Der ungarische Ministerpräsident Viktor Orbán sagte, er wolle in den kommenden Tagen nach Washington reisen, um mit US-Präsident Donald Trump über die Zusammenarbeit im Energiebereich zu sprechen und den amerikanischen Staatschef aufzufordern, die jüngsten Sanktionen gegen russische Ölfirmen zu überdenken.
In einem Gespräch mit Reportern von La Repubblica auf den Straßen Roms nach seiner Audienz bei Papst Leo XIV. bezeichnete Orbán die Sanktionen als “einen Fehler aus ungarischer Sicht” und sagte, er werde “versuchen, einen Ausweg zu finden, insbesondere für Ungarn.”
“Präsident Trump hat mit diesen Sanktionen einen Fehler gemacht. Ich werde mit ihm persönlich darüber sprechen, wie wir ihn korrigieren können”, sagte Orbán vor italienischen Journalisten.
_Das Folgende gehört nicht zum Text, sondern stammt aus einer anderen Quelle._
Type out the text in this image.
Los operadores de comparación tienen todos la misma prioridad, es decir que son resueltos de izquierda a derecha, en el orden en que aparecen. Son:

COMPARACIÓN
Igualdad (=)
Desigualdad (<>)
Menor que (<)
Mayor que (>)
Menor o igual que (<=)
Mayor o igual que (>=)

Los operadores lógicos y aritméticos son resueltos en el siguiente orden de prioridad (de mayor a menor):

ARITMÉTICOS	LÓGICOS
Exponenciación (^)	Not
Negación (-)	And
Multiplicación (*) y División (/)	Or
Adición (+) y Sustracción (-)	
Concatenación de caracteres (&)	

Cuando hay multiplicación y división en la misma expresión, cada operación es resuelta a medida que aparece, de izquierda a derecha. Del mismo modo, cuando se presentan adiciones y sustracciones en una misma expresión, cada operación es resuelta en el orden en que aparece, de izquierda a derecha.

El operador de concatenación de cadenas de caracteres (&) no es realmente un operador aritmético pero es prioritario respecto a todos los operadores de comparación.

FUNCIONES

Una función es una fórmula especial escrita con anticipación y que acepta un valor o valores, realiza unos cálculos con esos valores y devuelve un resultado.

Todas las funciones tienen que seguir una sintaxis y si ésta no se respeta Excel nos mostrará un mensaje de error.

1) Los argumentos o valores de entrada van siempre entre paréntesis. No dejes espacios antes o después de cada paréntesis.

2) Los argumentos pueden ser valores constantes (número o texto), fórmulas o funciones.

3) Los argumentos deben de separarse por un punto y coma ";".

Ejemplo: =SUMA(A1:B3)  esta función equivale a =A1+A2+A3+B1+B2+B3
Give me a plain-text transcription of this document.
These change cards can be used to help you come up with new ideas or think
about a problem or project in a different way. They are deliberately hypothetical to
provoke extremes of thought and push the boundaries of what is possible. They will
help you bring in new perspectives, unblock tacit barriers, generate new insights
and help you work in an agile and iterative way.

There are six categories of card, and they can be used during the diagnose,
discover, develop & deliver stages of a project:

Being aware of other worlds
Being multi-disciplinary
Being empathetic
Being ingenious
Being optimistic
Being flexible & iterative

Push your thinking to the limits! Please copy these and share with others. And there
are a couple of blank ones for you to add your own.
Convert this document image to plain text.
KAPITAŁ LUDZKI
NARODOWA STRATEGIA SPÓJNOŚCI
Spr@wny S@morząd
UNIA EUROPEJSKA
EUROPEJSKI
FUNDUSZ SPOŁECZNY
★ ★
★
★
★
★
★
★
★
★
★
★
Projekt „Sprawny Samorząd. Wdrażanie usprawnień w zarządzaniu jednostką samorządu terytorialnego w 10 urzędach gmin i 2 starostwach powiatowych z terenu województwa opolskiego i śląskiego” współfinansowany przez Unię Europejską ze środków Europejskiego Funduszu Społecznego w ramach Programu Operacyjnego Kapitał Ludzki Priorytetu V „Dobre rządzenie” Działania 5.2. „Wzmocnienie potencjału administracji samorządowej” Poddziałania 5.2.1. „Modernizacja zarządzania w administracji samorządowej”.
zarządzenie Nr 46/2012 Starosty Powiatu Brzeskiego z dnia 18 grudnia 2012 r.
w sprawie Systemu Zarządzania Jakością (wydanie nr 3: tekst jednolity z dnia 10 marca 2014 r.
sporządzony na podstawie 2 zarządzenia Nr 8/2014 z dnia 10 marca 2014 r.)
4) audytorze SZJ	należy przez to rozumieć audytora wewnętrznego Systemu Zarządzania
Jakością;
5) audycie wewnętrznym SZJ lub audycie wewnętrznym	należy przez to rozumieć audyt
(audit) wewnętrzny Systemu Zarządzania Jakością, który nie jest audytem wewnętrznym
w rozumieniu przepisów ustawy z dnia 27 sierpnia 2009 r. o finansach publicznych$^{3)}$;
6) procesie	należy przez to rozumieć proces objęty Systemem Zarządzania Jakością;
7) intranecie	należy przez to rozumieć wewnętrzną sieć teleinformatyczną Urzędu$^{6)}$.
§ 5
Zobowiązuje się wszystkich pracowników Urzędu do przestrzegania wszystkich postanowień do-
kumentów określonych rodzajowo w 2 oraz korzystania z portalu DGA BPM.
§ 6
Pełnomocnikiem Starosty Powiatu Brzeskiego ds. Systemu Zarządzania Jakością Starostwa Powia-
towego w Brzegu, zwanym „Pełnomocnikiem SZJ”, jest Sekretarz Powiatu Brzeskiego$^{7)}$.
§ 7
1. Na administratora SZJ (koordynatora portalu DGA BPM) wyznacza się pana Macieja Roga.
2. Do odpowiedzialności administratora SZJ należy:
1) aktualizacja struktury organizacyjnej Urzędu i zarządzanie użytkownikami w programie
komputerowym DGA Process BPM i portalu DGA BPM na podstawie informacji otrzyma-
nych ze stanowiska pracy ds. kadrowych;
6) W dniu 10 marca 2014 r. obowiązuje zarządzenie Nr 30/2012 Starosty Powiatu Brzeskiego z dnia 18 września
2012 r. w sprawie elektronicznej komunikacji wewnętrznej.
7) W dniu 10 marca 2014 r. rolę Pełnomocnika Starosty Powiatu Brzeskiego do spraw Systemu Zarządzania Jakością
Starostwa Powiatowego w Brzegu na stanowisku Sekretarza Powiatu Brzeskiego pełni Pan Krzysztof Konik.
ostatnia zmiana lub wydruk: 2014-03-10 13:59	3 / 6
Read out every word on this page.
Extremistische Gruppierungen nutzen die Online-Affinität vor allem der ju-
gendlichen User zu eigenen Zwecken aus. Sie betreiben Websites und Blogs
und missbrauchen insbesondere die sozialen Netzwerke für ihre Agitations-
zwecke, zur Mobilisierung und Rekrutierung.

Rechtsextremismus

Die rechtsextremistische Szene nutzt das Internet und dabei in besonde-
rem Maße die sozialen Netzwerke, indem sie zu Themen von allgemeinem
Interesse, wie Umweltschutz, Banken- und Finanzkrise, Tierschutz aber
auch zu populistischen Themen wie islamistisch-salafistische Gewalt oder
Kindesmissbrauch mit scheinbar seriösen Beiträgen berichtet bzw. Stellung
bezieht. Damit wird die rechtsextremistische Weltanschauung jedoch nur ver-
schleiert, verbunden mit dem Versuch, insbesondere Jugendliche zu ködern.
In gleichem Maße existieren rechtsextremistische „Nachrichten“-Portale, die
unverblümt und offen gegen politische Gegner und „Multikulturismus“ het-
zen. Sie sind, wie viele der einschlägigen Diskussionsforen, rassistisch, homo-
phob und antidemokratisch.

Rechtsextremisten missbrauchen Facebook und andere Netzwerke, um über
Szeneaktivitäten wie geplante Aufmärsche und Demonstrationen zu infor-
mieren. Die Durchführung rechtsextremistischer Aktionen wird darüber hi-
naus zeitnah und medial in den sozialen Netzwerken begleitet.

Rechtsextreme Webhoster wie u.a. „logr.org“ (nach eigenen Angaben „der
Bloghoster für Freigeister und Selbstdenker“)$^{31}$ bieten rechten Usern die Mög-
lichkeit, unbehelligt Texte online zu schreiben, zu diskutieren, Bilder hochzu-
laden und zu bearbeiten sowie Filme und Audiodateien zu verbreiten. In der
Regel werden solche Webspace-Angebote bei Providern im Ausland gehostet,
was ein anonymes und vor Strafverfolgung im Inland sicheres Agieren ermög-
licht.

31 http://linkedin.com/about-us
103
Ungarns Abhängigkeit von russischer Energie
Der Premierminister betonte, dass Ungarn nach wie vor stark von russischem Öl und Gas abhängig ist. Ohne diese Lieferungen würden die Energiepreise in die Höhe schnellen und es könnte zu Engpässen kommen.
Orbán wies darauf hin, dass die Sanktionen gegen die großen russischen Energieunternehmen Rosneft und Lukoil schwerwiegende Folgen für die europäischen Volkswirtschaften haben könnten. “Ohne russische Energie wird Europa nicht nur mit höheren Preisen, sondern auch mit Instabilität konfrontiert sein”, sagte er.
In den Jahren seit dem Ausbruch des Krieges hat Ungarn nicht versucht, seine Abhängigkeit von russischer Energie zu verringern, sondern hat sie sogar noch erhöht, was von den Vereinigten Staaten und der EU heftig kritisiert worden ist.
Trumps Sanktionen und die veränderte US-Strategie
Die Äußerungen kamen, nachdem Donald Trumps Regierung das erste große Sanktionspaket seiner Präsidentschaft gegen Moskau verhängt hatte, das sich gegen die beiden größten russischen Ölexporteure richtet.
Der Schritt folgte auf wochenlange Spekulationen und kam kurz nachdem Trump sein geplantes Treffen mit Wladimir Putin in Budapest mit der Begründung abgesagt hatte, es gebe “keinen Fortschritt bei den Friedensverhandlungen”.
Während einer gemeinsamen Pressekonferenz mit NATO-Generalsekretär Mark Rutte in der vergangenen Woche sagte Trump, er habe die Maßnahmen eingeführt, weil er “das Gefühl hatte, dass es der richtige Zeitpunkt sei”.
Die Sanktionen könnten die russischen Ölexporte nach Ansicht von US-Analysten um fast die Hälfte reduzieren und stellen eine scharfe Eskalation in der Politik Washingtons gegenüber Moskau dar.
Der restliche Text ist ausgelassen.